Generate “simulation output” you did not actually run. If your .qmd claims that set.seed(2026) produced “503 heads,” that number must come from a chunk that actually ran during the render. Do not paste an assistant’s predicted count as if it were output your code produced.

The three-line AI Use Note (Tool / Purpose / Verification) applies. This week the Verification line should describe how you confirmed that what your prose says about the simulation is what the simulation under the stated seed actually produced — the cleanest verification is to re-render the document with the unchanged source and confirm the numbers match. See the AI use guidelines for the full pattern.

What you’ll do this week

In one paragraph: you will set a random seed at the top of a Quarto document, generate a small repeated random process in R, summarize the simulated outcomes with one or two basic summaries, optionally visualize the simulated distribution with a small plot, render everything inside a Quarto-to-PDF report, and write prose that explains what the simulation under the stated seed produced without overclaiming. You follow the same edit → render → read habit you have used since Week 1; the only new thing is that the numbers in the PDF come from R running your code under a known seed. The exact assignment prompt, due dates, and submission details for the Week 9 simulation report live in the Assignments/LMS space.

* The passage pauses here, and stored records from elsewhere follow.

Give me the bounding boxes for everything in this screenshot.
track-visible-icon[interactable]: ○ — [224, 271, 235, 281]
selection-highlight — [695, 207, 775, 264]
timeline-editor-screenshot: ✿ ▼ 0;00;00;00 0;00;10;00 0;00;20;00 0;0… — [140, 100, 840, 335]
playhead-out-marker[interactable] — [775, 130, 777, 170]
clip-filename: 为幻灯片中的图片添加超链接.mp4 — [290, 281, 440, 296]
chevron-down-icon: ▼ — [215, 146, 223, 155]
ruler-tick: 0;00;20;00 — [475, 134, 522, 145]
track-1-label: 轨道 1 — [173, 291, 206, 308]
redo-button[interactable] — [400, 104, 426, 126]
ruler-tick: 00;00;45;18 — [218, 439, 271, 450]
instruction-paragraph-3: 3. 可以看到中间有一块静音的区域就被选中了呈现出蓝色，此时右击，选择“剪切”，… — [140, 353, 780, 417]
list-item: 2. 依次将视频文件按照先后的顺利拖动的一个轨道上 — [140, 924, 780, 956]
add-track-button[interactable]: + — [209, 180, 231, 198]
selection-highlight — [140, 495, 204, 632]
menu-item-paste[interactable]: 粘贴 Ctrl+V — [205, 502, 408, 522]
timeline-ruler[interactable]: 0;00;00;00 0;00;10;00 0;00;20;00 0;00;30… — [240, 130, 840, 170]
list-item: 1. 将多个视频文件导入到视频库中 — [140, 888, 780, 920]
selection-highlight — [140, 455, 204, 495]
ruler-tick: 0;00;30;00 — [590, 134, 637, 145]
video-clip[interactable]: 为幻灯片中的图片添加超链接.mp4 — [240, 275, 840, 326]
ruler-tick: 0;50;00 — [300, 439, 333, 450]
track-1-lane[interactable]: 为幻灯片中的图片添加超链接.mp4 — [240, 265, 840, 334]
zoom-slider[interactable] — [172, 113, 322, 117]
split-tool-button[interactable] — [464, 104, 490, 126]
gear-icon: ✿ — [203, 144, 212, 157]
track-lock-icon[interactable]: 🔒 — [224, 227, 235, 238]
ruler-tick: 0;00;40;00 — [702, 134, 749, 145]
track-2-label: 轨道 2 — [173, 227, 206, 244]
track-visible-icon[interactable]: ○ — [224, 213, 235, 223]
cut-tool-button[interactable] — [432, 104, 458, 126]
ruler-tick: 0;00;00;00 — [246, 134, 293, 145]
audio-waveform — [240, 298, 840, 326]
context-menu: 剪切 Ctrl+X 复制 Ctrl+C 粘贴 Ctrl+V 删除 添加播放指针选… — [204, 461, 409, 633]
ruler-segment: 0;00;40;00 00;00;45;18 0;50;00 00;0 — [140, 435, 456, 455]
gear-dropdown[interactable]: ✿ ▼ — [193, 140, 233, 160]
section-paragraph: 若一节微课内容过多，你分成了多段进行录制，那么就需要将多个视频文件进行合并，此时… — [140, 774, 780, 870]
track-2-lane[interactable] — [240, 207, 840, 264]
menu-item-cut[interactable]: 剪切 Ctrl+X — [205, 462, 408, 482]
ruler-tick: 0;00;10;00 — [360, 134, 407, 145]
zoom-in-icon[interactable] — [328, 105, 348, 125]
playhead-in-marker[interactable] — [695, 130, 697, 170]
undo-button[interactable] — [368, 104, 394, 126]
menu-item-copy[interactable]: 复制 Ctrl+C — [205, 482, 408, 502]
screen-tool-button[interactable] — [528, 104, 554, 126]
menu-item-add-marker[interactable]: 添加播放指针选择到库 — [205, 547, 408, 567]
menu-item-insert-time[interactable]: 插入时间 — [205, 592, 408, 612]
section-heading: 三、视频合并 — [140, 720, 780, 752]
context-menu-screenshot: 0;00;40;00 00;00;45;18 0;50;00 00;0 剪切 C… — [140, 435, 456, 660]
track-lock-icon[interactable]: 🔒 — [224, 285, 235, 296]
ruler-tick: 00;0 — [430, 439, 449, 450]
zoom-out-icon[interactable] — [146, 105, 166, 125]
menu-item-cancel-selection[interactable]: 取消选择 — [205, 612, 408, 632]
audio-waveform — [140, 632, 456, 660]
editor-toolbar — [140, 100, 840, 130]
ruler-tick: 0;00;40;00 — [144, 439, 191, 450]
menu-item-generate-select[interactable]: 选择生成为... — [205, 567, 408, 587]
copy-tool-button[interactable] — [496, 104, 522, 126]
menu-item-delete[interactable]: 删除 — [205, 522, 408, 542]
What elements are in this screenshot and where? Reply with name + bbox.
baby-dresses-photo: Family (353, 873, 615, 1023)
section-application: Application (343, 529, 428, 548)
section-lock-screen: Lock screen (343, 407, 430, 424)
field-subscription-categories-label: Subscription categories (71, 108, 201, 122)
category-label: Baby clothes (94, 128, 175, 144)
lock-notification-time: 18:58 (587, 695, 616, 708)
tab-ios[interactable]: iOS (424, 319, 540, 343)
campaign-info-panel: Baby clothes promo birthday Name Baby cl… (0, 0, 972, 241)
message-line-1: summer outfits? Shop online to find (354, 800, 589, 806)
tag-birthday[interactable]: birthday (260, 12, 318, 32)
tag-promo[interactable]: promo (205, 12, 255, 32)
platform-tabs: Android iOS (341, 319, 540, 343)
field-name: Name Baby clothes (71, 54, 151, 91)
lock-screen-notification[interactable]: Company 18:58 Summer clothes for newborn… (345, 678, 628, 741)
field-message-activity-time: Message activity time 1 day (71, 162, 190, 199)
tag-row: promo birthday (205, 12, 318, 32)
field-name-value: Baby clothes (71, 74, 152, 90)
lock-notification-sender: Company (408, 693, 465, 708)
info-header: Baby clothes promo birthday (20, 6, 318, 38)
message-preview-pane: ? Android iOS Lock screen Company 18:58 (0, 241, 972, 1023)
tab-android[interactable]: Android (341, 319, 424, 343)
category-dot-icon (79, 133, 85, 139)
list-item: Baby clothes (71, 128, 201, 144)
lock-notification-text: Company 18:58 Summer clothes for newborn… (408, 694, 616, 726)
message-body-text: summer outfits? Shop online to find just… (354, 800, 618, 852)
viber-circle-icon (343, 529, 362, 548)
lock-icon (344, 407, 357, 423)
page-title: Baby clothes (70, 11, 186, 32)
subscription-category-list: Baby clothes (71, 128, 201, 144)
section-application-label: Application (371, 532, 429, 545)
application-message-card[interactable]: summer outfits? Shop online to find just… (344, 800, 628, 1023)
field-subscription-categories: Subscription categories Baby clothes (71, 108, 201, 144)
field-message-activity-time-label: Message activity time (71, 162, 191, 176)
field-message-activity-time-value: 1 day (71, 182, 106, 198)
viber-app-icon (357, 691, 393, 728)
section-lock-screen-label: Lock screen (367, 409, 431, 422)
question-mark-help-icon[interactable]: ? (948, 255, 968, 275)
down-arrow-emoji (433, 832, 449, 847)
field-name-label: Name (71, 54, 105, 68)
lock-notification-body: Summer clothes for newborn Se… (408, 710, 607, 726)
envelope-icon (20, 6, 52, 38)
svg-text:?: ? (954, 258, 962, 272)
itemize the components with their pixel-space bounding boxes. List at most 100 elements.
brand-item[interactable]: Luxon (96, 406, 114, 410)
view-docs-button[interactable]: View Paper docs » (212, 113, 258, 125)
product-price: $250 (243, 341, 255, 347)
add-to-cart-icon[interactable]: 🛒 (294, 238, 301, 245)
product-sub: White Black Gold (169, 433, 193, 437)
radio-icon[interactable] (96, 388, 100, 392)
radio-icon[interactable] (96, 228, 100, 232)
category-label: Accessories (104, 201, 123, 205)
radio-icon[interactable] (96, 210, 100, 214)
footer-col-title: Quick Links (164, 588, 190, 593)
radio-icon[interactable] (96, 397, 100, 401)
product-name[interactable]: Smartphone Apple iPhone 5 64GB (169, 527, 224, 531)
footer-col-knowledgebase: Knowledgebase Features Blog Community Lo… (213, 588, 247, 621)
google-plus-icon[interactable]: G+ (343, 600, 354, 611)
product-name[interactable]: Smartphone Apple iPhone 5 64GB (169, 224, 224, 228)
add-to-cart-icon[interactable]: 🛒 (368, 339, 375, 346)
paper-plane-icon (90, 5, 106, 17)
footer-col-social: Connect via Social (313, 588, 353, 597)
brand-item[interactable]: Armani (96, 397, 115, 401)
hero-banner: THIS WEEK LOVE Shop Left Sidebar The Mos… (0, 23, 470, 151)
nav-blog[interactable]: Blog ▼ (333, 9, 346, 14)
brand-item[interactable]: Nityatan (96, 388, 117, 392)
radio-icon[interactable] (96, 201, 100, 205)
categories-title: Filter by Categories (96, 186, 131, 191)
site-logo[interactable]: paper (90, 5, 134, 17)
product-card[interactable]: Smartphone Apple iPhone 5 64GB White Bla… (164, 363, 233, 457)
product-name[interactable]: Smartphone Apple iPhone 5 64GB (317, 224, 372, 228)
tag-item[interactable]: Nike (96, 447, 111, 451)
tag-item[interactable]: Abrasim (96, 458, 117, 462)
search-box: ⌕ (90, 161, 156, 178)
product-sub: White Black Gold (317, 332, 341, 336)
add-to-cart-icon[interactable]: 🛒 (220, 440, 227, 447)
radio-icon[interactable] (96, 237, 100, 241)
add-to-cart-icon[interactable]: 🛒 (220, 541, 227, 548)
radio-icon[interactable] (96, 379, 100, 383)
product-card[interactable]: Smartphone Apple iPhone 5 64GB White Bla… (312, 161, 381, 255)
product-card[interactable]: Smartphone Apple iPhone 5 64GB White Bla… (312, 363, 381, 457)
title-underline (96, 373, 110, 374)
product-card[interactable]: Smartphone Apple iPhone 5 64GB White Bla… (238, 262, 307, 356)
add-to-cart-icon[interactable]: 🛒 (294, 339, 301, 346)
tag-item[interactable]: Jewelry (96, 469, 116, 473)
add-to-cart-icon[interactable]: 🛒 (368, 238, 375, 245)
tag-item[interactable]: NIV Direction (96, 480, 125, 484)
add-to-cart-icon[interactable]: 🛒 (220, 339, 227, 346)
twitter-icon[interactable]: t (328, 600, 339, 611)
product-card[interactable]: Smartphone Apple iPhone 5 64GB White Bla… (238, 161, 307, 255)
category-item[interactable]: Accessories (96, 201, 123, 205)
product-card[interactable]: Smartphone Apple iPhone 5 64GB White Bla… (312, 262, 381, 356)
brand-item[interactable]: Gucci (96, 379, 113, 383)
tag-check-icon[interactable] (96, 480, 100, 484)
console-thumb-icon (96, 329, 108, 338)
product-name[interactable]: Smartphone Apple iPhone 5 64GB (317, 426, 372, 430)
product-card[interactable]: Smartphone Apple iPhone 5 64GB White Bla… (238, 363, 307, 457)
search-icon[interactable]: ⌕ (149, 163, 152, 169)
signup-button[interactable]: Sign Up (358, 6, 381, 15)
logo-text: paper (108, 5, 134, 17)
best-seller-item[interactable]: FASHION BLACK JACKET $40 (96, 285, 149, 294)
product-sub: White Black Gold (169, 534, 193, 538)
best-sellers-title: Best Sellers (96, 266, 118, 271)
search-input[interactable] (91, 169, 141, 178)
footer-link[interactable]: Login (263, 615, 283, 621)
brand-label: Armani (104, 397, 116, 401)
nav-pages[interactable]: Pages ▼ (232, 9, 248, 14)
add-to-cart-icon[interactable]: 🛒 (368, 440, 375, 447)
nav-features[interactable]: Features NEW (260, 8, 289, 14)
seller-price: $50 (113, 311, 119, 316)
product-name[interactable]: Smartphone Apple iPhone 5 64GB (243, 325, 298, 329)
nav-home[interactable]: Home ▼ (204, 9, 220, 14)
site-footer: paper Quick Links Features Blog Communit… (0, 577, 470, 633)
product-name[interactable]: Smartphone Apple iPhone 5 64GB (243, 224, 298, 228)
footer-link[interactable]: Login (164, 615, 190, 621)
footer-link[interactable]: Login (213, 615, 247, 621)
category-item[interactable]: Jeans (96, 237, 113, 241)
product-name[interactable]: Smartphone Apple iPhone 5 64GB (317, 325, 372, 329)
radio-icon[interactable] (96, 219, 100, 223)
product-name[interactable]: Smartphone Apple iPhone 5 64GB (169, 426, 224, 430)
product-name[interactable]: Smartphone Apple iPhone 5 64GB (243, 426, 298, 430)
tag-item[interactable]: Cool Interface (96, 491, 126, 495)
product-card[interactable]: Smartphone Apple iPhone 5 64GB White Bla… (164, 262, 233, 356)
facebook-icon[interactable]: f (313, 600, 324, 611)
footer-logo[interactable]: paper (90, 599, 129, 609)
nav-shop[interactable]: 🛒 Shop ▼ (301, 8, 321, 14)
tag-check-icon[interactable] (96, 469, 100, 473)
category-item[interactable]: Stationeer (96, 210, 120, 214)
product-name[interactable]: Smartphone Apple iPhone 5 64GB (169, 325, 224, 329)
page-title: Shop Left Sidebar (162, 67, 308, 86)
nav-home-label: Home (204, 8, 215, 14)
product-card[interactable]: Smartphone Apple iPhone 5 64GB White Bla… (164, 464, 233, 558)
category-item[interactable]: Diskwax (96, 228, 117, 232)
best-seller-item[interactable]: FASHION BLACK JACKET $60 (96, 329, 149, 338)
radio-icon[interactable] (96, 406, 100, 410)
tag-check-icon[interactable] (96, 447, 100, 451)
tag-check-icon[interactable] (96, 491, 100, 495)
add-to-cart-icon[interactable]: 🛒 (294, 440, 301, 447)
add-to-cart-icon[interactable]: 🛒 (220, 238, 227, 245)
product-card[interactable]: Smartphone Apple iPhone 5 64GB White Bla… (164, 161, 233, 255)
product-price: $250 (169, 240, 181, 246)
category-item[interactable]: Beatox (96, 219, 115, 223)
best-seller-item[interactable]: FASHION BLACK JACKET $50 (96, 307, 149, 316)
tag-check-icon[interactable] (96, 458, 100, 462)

Looking ahead to the R Project

Week 10 is the R Project, and the R Project offers two tracks. Track A — data analysis and visualization with ggplot2 — is the natural extension of Week 8. Track B — simulation, sampling behavior, or a CLT-style investigation — is the direct extension of Week 9. The seed-first, simulate, summarize, interpret-under-the-seed workflow you build this week is the workflow you would extend if you choose Track B in Week 10. The exact project prompt, the track-selection mechanics, the conference sign-up, and the submission details live in the course LMS.